My grandfather was born to these old survivors of one of the first air flights in history.

The couple produced ten more children over the next fifteen years. The town grew to over 150 within fifty years. The stories of Luis and his flying bird were repeated at bars, at church, in living rooms ever since.

My grandfather grew up. After seeing an article in a newspaper about lucrative work in the U.S.A, he packed his bags, kissed my great grandparents on the cheeks, hugged them tight and he stepped on a boat to headed to New York City. He married an American woman with a Puerto Rican heritage and had a daughter.

She moved around the United States with her mother who remarried an active Marine general. They settled in North Carolina. Her mother and stepdad produced four boys and a girl. My birth mother longed for the love of her stepdad, but never got it.

She met a guy in her community, and while the guy’s girlfriend slept in a nearby bedroom, she had sex with him and became pregnant with me.

The guy’s mother rejected any news that the baby was her son’s.

I was born. My mother was 17 years old and couldn’t care for me. Her stepdad disowned her.
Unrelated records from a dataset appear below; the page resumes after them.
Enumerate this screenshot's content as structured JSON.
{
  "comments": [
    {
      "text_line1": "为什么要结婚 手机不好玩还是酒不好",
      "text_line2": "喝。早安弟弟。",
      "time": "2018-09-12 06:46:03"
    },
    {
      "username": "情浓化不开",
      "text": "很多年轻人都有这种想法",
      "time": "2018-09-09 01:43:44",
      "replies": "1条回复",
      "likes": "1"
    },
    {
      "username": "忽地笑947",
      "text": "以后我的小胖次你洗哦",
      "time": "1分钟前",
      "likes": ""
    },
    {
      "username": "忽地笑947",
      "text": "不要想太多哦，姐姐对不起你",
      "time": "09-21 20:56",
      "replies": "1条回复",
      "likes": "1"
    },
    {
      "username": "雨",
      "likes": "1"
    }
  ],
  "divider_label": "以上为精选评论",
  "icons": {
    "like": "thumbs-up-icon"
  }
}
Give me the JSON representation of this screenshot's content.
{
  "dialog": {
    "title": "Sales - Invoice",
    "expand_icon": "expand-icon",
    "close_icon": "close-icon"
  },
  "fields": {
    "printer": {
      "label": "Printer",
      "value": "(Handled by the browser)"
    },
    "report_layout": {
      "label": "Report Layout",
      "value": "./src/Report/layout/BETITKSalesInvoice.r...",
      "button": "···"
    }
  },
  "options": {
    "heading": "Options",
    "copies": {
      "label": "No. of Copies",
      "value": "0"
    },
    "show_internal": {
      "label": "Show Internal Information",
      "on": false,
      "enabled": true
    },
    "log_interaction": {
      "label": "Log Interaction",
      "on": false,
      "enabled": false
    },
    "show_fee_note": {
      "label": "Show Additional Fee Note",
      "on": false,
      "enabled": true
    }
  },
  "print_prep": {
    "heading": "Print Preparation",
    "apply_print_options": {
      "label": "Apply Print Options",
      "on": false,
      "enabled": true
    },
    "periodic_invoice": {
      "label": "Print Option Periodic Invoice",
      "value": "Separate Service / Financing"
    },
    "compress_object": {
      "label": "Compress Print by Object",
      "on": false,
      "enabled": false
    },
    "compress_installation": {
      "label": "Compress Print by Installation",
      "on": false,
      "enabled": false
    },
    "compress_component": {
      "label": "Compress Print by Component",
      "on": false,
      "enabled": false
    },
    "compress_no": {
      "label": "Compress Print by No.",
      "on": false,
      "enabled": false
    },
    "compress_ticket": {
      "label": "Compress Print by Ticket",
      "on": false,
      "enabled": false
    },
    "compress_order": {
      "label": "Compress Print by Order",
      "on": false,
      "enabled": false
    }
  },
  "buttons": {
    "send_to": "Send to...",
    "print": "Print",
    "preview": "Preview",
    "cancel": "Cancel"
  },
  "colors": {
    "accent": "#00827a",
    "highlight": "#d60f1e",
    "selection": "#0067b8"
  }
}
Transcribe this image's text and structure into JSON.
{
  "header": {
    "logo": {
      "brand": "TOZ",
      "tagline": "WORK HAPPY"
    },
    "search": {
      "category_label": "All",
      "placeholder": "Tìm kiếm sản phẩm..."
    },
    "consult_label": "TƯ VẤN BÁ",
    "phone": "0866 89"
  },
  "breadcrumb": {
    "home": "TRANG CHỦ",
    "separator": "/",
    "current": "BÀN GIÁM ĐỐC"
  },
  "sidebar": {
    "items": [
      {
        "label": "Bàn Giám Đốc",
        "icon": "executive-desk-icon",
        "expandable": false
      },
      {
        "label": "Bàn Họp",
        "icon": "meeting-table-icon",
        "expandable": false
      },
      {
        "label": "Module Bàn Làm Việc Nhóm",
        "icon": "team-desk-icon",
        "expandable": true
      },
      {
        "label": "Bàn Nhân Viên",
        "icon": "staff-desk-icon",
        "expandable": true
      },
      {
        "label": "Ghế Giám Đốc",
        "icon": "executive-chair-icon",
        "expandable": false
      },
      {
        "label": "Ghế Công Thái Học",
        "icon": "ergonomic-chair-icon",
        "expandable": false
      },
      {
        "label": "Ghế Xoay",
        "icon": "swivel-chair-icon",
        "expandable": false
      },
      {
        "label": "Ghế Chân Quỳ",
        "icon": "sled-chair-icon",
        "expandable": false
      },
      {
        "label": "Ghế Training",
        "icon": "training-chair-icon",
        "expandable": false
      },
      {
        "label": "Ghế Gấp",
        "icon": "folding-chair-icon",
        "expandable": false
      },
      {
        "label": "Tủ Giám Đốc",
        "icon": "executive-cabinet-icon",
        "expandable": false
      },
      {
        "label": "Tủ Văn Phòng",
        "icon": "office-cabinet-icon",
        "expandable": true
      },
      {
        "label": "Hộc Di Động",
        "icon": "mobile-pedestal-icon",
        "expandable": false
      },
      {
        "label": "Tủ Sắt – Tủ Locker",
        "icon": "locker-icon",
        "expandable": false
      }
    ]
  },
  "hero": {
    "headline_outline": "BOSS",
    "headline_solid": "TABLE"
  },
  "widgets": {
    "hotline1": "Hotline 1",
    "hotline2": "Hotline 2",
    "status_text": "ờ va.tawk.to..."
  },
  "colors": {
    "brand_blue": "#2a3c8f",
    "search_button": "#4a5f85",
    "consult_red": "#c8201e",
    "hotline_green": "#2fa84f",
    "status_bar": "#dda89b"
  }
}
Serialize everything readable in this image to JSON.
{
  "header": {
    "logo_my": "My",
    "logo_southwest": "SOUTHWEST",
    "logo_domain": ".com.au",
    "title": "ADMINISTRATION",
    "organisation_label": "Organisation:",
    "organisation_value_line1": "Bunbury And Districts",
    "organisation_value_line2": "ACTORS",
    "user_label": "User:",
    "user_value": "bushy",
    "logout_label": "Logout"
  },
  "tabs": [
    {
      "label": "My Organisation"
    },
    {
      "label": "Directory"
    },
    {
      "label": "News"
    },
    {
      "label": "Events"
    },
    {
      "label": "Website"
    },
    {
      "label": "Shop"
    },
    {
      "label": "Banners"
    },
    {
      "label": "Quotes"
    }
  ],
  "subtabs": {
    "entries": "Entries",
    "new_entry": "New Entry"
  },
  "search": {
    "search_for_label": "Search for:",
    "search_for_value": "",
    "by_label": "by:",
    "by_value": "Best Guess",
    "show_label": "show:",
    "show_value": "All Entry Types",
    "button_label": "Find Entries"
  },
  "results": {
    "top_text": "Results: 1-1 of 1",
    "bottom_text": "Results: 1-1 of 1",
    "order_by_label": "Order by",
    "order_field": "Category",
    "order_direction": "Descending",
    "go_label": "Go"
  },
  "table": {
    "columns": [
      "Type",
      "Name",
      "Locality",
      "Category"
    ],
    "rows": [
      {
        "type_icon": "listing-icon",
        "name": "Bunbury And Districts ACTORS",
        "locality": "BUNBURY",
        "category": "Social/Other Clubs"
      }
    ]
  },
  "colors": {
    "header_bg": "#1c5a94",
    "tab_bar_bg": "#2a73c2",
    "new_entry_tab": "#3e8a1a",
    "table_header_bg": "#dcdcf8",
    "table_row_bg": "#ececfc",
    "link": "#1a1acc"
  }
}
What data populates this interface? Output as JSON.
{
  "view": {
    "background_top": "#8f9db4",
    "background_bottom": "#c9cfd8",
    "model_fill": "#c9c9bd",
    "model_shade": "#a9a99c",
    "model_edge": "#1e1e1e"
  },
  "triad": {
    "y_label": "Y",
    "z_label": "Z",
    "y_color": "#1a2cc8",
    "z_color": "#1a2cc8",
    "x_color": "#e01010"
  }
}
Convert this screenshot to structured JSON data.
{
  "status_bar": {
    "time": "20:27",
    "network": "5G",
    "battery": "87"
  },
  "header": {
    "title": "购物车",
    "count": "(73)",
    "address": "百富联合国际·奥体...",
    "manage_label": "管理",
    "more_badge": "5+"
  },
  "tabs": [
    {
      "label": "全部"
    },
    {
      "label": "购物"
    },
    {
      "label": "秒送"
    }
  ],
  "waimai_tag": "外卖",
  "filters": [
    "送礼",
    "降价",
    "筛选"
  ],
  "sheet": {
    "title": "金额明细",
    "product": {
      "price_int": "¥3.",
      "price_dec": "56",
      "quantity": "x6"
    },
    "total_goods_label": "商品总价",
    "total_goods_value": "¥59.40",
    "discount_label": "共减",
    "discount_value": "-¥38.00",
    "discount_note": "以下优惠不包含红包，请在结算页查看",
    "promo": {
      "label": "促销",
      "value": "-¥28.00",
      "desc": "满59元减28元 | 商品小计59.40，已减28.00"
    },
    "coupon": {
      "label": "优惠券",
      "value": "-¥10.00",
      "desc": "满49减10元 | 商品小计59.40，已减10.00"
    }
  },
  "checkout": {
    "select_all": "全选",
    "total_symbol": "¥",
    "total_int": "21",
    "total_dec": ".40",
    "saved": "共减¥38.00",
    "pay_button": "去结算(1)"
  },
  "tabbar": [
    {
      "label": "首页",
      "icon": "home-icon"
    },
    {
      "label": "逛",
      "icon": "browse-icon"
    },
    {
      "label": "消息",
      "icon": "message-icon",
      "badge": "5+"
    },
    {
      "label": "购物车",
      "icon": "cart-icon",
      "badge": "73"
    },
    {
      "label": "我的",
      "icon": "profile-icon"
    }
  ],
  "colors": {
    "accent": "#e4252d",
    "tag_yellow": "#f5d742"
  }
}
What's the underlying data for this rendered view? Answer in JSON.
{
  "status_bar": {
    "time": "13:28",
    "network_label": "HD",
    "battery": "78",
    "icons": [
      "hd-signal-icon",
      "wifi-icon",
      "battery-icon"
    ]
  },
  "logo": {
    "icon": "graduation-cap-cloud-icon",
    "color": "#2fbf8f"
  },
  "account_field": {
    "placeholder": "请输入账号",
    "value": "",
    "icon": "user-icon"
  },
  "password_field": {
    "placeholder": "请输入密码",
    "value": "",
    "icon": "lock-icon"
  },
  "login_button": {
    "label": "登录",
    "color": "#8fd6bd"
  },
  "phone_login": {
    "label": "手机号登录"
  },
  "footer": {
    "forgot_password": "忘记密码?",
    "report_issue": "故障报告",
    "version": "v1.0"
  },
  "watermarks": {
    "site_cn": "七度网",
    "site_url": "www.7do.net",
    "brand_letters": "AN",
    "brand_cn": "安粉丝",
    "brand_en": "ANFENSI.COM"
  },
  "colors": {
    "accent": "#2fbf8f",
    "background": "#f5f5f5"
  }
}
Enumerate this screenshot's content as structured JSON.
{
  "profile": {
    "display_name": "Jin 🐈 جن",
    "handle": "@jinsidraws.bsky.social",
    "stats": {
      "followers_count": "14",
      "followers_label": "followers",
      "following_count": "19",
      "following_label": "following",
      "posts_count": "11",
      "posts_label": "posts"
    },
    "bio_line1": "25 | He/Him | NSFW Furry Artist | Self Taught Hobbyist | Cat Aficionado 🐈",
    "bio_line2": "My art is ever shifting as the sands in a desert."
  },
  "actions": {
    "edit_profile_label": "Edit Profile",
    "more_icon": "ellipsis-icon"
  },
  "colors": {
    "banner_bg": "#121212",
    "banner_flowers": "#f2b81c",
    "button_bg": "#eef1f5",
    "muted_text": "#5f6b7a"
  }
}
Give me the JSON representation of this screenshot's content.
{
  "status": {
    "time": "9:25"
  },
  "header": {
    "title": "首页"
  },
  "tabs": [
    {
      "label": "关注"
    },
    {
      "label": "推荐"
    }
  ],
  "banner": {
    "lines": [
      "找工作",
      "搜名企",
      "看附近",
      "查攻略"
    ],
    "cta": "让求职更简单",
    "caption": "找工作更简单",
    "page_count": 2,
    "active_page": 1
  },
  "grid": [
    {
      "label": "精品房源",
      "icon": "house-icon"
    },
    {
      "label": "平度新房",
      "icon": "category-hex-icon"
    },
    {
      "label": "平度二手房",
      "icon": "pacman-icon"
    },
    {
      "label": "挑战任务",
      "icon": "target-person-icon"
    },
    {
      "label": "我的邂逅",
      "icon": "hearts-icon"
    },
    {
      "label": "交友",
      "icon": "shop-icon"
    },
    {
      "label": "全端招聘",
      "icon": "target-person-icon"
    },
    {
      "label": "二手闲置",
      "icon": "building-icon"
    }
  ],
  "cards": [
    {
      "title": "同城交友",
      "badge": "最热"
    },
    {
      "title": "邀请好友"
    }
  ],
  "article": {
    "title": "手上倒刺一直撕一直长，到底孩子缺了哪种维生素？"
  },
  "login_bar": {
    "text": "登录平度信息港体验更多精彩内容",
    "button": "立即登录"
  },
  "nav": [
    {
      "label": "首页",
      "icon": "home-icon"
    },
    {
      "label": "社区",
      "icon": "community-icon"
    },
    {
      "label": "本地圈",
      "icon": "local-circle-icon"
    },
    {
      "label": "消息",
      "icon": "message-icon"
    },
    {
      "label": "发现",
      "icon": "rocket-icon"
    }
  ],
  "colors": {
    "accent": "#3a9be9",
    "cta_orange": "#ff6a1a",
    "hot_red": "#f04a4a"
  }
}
Through tears and agonizing worry and despair, she signed paperwork for my adopted parents to take me as their own.

I first heard the story of my great great grandfather when I was 20 years old. I was meeting my birthmother for the first time in 18 years. I stayed at her house for three days.

She told me the story while holding newspaper clippings that were published after the miraculous flight piloted by my amazing great, great grandfather and the sole survivor, my 110 year old great grandfather.

This story is true. I have first person eye witness testimony. I swear.